Die große Oper - im kommenden Jahr steht übrigens Beethovens „Fidelio” auf dem Programm - bildet allerdings nur eins von mehreren Highlights, die einen Besuch in Heidenheim lohnen. Aachens Kapellmeister Daniel Jakobi führte zusammen mit Heidenheimer Jugendlichen und dem Philharmonischen Orchester der Stadt durch ein Programm von der Klassik bis zum Rap. Die Jazzsängerin Rebekka Bakken war ebenso vertreten wie die erstklassige Blockflötistin Dorothee Oberlinger.

Zu einem Galakonzert reist am Dienstag das Sinfonieorchester Aachen an. Neben Berlioz’ „Symphonie Fantastique” steht mit der Solistin Rebecca Hartmann Sibelius’ Violinkonzert auf dem Programm.

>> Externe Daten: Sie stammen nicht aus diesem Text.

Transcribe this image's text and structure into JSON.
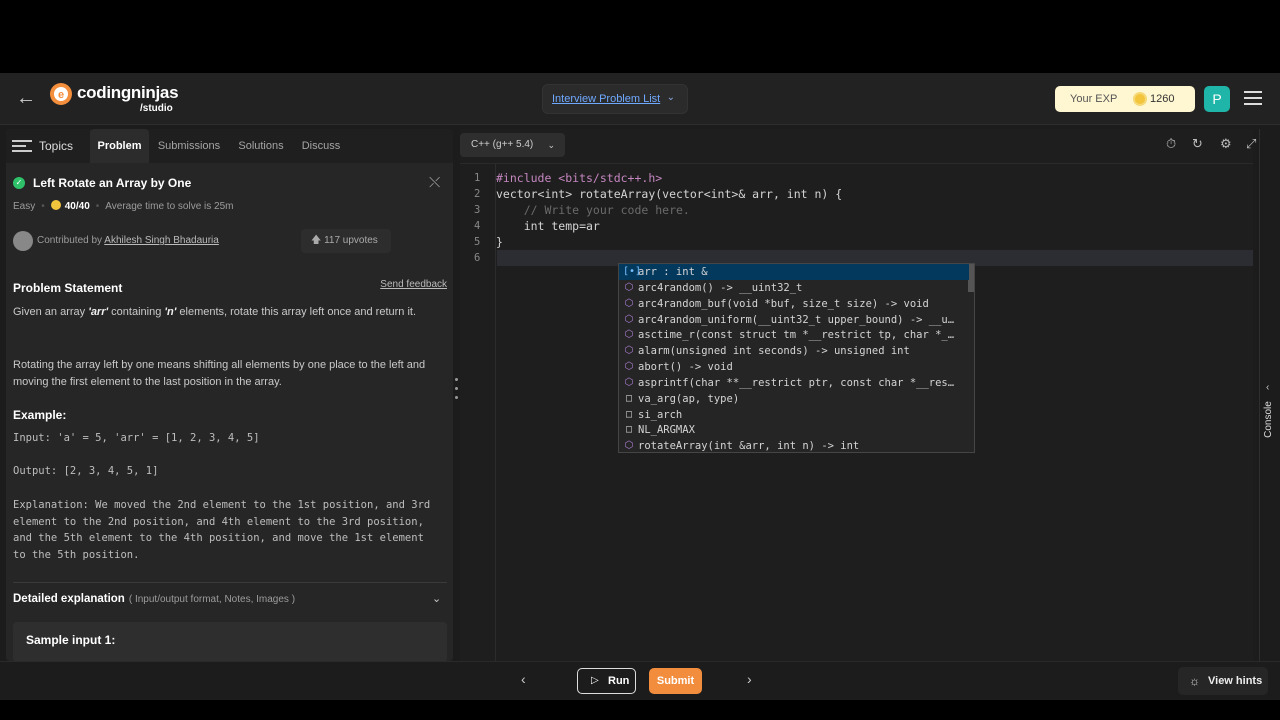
{
  "header": {
    "logo_name": "codingninjas",
    "logo_sub": "/studio",
    "interview_link": "Interview Problem List",
    "exp_label": "Your EXP",
    "exp_value": "1260",
    "avatar_letter": "P"
  },
  "tabs": [
    {
      "label": "Topics"
    },
    {
      "label": "Problem"
    },
    {
      "label": "Submissions"
    },
    {
      "label": "Solutions"
    },
    {
      "label": "Discuss"
    }
  ],
  "problem": {
    "title": "Left Rotate an Array by One",
    "difficulty": "Easy",
    "score": "40/40",
    "avg_time": "Average time to solve is 25m",
    "contributed_prefix": "Contributed by",
    "contributor": "Akhilesh Singh Bhadauria",
    "upvotes": "117 upvotes",
    "statement_heading": "Problem Statement",
    "send_feedback": "Send feedback",
    "para1_a": "Given an array ",
    "para1_b": "'arr'",
    "para1_c": " containing ",
    "para1_d": "'n'",
    "para1_e": " elements, rotate this array left once and return it.",
    "para2": "Rotating the array left by one means shifting all elements by one place to the left and moving the first element to the last position in the array.",
    "example_heading": "Example:",
    "example_input": "Input: 'a' = 5, 'arr' = [1, 2, 3, 4, 5]",
    "example_output": "Output: [2, 3, 4, 5, 1]",
    "example_explanation": "Explanation: We moved the 2nd element to the 1st position, and 3rd\nelement to the 2nd position, and 4th element to the 3rd position,\nand the 5th element to the 4th position, and move the 1st element\nto the 5th position.",
    "detailed_heading": "Detailed explanation",
    "detailed_sub": "( Input/output format, Notes, Images )",
    "sample_heading": "Sample input 1:"
  },
  "editor": {
    "language": "C++ (g++ 5.4)",
    "line_numbers": [
      "1",
      "2",
      "3",
      "4",
      "5",
      "6"
    ],
    "lines": [
      "#include <bits/stdc++.h>",
      "vector<int> rotateArray(vector<int>& arr, int n) {",
      "    // Write your code here.",
      "    int temp=ar",
      "}",
      ""
    ],
    "suggestions": [
      {
        "icon": "variable-icon",
        "text": "arr : int &"
      },
      {
        "icon": "method-icon",
        "text": "arc4random() -> __uint32_t"
      },
      {
        "icon": "method-icon",
        "text": "arc4random_buf(void *buf, size_t size) -> void"
      },
      {
        "icon": "method-icon",
        "text": "arc4random_uniform(__uint32_t upper_bound) -> __u…"
      },
      {
        "icon": "method-icon",
        "text": "asctime_r(const struct tm *__restrict tp, char *_…"
      },
      {
        "icon": "method-icon",
        "text": "alarm(unsigned int seconds) -> unsigned int"
      },
      {
        "icon": "method-icon",
        "text": "abort() -> void"
      },
      {
        "icon": "method-icon",
        "text": "asprintf(char **__restrict ptr, const char *__res…"
      },
      {
        "icon": "reference-icon",
        "text": "va_arg(ap, type)"
      },
      {
        "icon": "reference-icon",
        "text": "si_arch"
      },
      {
        "icon": "reference-icon",
        "text": "NL_ARGMAX"
      },
      {
        "icon": "method-icon",
        "text": "rotateArray(int &arr, int n) -> int"
      }
    ]
  },
  "console_label": "Console",
  "bottom": {
    "run_label": "Run",
    "submit_label": "Submit",
    "hints_label": "View hints"
  }
}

Auch wenn sich im Laufe seiner Karriere die Verbindungen zu seiner Heimatstadt naturgemäß gelockert haben, freut sich Bosch über seine zumindest zeitweise Anwesenheit in der Stadt, die ihn mitgeprägt hat und in der noch seine Eltern wohnen. Umso mehr, als er die Bemühungen der Stadt um eine hochwertige musikalische Kultur fördern möchte. Dazu gehört nicht zuletzt die gute musikalische Ausbildung an den Schulen. Bosch erinnert sich, dass zu seiner Zeit jedes Gymnasium ein eigenes Sinfonieorchester unterhielt. Und das derzeit hauptsächlich mit Amateuren besetzte Philharmonische Orchester der Stadt soll zunehmend professionalisiert werden.

Ein weiterer schöner Saal

Neben Schloss Hellenstein stehen einige auch akustisch hervorragende Säle zur Verfügung. Unter anderem ein nagelneues Congress Center mit einem technisch auf dem neuesten Stand stehenden Theatersaal inklusive eines versenkbaren Orchestergrabens. Ein Saal, in den mühelos die Opernaufführungen bei schlechtem Wetter verlegt werden können. Davon blieben die diesjährigen Festspiele bisher zum Glück verschont. Und das soll auch beim Galakonzert der Aachener Sinfoniker und den letzten fünf „Tosca”-Aufführungen am 23., 24., 25. sowie am 30. und 31. Juli so bleiben.